"Grammatically this seems correct"...
Sorry to keep banging on about this topic but grammar has nothing to do
with capitalisation or not.
Grammar is a property of the relations between the words of a sentence, not
of their written representation. It would be quite possible to have a
written representation of a grammatical sentence that had no puncutation or
capitalisation at all.
Oh, and I am in favour of capitalising species' names.
On 4 January 2012 13:42, Jeremy O'Wheel <> wrote:
> The Australian Journal of Zoology, and I think most scientific
> journals has this to say in its note to authors;
> "Do not use initial capitals for vernacular names of species except
> where the name is based on a proper name (e.g. regent honeyeater, but
> Port Lincoln parrot; sugar glider, but Leadbeater´s possum)."
> Grammatically this seems correct, and I presume explains why the BBC
> and Australian Geographic follow the same convention.

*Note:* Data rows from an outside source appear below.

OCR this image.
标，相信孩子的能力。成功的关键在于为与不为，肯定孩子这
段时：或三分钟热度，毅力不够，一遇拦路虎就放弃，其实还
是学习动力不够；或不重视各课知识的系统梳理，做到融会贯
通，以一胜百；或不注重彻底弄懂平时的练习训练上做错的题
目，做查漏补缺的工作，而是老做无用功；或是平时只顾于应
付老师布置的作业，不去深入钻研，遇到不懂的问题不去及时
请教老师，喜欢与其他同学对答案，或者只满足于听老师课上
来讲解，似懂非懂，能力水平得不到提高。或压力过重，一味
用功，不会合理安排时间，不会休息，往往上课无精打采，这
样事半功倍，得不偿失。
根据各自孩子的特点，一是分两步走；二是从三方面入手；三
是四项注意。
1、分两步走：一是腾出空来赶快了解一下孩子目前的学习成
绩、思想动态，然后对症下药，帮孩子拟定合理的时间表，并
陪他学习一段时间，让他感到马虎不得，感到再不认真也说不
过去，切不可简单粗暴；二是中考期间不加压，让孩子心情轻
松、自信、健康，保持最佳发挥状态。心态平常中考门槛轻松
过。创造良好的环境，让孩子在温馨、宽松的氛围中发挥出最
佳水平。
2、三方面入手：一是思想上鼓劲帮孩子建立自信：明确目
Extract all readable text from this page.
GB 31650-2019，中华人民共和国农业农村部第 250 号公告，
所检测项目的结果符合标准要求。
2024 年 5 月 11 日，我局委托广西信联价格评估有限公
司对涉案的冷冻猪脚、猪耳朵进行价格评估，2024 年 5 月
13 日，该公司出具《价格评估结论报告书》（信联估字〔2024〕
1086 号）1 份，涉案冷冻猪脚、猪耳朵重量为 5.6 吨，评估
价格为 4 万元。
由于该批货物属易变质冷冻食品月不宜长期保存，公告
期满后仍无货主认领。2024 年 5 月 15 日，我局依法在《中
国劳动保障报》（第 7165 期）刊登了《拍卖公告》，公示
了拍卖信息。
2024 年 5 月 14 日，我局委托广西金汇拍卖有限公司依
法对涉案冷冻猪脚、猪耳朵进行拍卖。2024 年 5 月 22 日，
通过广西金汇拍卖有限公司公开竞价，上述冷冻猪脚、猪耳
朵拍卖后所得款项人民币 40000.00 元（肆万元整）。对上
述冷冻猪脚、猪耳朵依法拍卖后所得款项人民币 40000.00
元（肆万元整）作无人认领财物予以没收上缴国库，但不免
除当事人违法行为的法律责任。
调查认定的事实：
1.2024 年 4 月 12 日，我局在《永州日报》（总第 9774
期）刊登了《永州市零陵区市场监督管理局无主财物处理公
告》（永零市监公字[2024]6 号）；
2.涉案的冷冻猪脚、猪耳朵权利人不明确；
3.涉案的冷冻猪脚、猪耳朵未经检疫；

> It might be a specific convention amongst birding organisations to
> capitalise common names, but I think it's not a normal convention more
> generally, and I suspect most publishers of more general biology than
> just birds would not follow this convention. The Oxdord dictionary
> definition of "proper noun" seems to support not capitalising common
> On Wed, Jan 4, 2012 at 12:46 PM, Tony Keene <> wrote:
> > Ah, the tyranny of house styles. A certain institute I used to work at
> had a house style almost incompatible with the sciences and a publishing
> group that really should know better in the chemical sciences produces
> styles that border on the illiterate. As for a response from the BBC, good
> luck. As Ian Hislop once said "the BBC goes from breathtaking arrogance to
> grovelling apology wih nothing inbetween."
> > One thing sometimes overlooked is that while a species is treated as a
> proper noun, the family is not (so Wonga Pigeon, but a flock of pigeons).